The Chinese proverb “It can be difficult to find a black cat in a darkened room, especially when there is no black cat” is how Neil Griffiths – author and founder of The Republic of Consciousness Prize for Small Presses – describes the childhood depicted vividly in his memoir The Wrong Son. Griffiths’ last novel, 2017’s As A God Might Be, questioned the merits of religion, gaining props from then-Archbishop Of Canterbury Rowan Williams.
The Wrong Son kicks off smoothly – until a harrowing car crash, circa the early 1960s, which results in Griffiths’ father losing his wife, pregnant at the time, as well as his young son. Not long after, he meets a married woman who abandons her own husband and child to be with him. Two years later, this book’s author is born, and enters a family unit where all is far from peachy. Guilt and grief alike have taken a devastating hold and clouded emotions, resulting in a perfectionist mother and unfeeling father.

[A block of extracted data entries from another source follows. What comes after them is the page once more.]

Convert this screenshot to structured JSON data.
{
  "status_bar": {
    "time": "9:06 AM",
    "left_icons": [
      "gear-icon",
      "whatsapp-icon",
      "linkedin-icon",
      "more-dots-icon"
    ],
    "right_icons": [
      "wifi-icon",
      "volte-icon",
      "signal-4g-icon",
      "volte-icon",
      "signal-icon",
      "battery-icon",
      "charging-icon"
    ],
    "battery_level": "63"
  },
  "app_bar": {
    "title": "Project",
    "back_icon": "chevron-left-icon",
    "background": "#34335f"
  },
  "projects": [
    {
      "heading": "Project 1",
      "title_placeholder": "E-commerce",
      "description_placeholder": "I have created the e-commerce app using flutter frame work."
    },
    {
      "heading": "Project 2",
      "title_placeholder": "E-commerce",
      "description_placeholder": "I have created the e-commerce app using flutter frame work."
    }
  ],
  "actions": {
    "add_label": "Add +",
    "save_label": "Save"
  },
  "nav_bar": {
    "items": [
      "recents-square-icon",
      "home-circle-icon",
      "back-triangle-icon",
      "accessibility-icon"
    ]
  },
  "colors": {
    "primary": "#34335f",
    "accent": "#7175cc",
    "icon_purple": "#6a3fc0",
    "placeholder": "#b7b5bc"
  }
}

Griffiths manages to navigate and survive his childhood existence, but not without bearing psychological scars. What he does cleverly in The Wrong Son is draw up the findings of psychoanalysts D.W. Winnicott and Jaques Lacan, with the latter resonating with him more profoundly. (Lacan believed that one’s self is shaped by the emotional environment they were born into; conversely, some of Winnicott’s beliefs seem more questionable today.)
As a result, The Wrong Son is both highly engaging and educational. Think Charles Bukowski crossed with Nick Cave and an added dose of psychoanalysis and you will be close to what Griffiths has achieved here.